Figure 4.  Frequency-dependent spike entrainment in a non-resonant striatal spiny neuron.  Two different frequencies of sinusoidal current (26 Hz and 45 Hz) were injected intracellularly while the cell was firing at one of two frequencies, 26 spikes/s or 45 spikes/s.  The firing times are compared to the membrane voltage waveform when the cell was hyperpolarized slightly to prevent firing, and receiving the same two sinusoids, or each of the sinusoidal currents was presented alone. A. Firing at 26 spikes/s while stimulated with both sine waves.  B.  The subthreshold membrane potential waveform for the same cell with the same stimulus, but hyperpolarized slightly to prevent spikes.

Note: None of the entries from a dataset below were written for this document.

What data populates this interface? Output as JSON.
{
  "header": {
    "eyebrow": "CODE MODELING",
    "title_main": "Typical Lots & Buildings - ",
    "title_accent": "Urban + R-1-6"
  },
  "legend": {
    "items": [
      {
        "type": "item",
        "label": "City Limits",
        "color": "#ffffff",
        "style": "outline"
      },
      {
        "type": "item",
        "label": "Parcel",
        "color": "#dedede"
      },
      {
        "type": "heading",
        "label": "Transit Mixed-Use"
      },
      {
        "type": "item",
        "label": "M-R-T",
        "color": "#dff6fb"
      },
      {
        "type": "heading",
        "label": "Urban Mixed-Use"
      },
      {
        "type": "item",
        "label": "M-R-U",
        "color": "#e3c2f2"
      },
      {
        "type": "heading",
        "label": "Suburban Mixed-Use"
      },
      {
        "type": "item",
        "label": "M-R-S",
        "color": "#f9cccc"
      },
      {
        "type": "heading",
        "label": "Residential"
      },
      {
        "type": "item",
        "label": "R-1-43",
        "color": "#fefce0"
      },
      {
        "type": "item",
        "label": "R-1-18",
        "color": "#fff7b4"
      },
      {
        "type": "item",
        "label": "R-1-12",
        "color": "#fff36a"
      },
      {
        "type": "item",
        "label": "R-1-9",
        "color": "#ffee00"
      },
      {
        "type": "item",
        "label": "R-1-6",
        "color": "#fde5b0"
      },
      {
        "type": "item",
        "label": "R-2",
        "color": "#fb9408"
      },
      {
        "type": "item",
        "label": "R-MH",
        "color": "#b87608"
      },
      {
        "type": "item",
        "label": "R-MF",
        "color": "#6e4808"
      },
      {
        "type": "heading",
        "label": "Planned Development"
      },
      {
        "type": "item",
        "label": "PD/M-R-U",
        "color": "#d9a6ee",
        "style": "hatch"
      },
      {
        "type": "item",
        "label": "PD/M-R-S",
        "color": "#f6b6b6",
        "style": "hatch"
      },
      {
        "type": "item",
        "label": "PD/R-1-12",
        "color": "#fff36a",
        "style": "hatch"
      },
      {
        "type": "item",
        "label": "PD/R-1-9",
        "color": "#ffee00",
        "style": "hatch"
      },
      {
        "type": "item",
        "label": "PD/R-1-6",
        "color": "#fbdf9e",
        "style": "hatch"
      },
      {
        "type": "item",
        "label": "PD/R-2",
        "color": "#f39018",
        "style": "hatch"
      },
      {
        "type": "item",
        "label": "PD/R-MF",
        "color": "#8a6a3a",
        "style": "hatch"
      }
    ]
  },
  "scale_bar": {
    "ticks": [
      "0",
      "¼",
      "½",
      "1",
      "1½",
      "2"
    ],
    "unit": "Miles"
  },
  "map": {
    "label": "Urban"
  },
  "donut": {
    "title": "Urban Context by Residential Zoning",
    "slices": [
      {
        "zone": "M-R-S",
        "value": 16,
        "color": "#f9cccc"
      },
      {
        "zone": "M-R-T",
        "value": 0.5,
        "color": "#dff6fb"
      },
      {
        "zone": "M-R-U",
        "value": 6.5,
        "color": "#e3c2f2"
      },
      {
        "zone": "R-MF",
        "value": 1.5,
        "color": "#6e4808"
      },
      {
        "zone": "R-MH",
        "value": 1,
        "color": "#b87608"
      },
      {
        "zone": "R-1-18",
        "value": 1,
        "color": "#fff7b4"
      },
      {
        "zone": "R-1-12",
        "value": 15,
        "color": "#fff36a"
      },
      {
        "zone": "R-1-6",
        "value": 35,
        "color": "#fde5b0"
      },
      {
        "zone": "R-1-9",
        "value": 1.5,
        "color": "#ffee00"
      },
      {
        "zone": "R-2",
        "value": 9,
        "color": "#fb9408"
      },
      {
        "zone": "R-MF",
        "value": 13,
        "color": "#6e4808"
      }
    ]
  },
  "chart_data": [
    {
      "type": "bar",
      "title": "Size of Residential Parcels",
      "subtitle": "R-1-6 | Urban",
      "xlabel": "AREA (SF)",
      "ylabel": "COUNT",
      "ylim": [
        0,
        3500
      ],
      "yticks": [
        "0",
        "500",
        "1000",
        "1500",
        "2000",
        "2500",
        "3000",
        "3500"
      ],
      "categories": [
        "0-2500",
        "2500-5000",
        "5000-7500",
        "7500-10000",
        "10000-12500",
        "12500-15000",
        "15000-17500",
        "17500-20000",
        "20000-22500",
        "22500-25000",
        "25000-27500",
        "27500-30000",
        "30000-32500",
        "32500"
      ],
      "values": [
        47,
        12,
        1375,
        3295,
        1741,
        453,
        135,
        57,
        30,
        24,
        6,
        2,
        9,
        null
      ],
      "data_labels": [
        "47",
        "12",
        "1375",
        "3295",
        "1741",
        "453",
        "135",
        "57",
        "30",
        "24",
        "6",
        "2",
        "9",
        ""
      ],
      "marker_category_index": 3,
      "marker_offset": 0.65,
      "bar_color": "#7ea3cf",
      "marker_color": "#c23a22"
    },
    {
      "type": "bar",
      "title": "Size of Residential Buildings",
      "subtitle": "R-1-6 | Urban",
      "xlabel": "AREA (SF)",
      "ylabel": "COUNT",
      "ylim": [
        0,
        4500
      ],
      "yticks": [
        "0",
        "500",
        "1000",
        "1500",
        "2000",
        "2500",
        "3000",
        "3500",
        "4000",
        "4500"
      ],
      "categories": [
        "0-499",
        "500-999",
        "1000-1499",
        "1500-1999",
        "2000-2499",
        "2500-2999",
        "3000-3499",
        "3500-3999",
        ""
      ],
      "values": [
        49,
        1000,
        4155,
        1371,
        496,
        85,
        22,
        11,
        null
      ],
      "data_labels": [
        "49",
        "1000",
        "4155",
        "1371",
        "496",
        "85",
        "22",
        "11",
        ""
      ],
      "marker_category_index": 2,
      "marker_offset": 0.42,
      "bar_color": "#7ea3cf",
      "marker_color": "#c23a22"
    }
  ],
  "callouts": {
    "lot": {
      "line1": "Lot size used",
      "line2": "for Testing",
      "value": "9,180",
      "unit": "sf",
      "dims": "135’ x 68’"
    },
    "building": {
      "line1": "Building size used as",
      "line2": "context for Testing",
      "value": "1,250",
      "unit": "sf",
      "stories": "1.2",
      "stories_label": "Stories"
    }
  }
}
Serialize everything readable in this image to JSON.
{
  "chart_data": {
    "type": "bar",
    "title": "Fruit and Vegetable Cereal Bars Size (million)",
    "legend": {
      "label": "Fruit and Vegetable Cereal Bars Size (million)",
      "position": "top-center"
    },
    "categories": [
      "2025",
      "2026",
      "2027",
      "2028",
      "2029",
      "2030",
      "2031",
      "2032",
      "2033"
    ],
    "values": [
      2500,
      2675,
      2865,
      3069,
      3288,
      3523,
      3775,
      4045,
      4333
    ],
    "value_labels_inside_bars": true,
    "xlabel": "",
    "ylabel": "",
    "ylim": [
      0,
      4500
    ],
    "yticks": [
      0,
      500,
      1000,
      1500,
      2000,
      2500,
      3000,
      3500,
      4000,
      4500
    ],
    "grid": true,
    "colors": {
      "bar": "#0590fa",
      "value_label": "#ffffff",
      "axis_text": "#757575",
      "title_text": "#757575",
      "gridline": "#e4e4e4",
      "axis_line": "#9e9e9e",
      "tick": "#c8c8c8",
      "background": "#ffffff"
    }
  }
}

Note that the action potentials shown in A do not align on the voltage peak or any other consistent feature of the membrane potential waveform.  C.  The subthreshold membrane potential response to the 26 Hz sinusoidal current presented alone.  Note that spikes generated in the presence of both frequencies are phase-locked to the 26 Hz sine wave component, regardless of the presence of the 45 Hz sine wave. D.  The same neuron in the presence of the same stimulus shown in A, but now firing at 45 spikes/s.  E.  Spike timing at 45 spikes/s compared to the subthreshold membrane potential waveform.  Again, spikes are not generated at the times of peak depolarization by the two-frequency stimulus.  F.  Spike timing when both stimuli are present, compared to the subthreshold membrane potential waveform in the presence of the 45 Hz sine wave alone.  Note that in each case, the neuron is phase-locked to the frequency component close to its own firing rate, with little influence from the other stimulus frequency.

Conclusion

Spiking in both resonant and non-resonant cells is entrained by oscillating inputs at specific frequencies.  In resonant cells, the cells’ frequency preferences are relatively fixed, determined by the kinetics of their ion channels.  In non-resonant cells, the frequencies of entrainment are tuned by the cells' background firing rates, which in turn may be modulated by slower input components.  Oscillatory inputs to neurons, like those that produce oscillations of the LFP, may not influence the firing of every neuron in the network, but only a subset tuned to that frequency.  Neurons with similar resonances, for example, cells resonant at gamma frequencies, may be entrained (and synchronized) by their shared resonant frequency, even when it is not prominent in their input (e.g. 34; 23). This may contribute to the origin of gamma oscillations in the cortex (42).

Patterned population activity gives rise to the field potential, but most brain regions have more than one population of cells and more than one cell ensemble pattern expressed at any moment.  These patterns are superimposed and confounded in the field potential. Understanding the structure of neuronal population activity requires a cellular and local circuit perspective.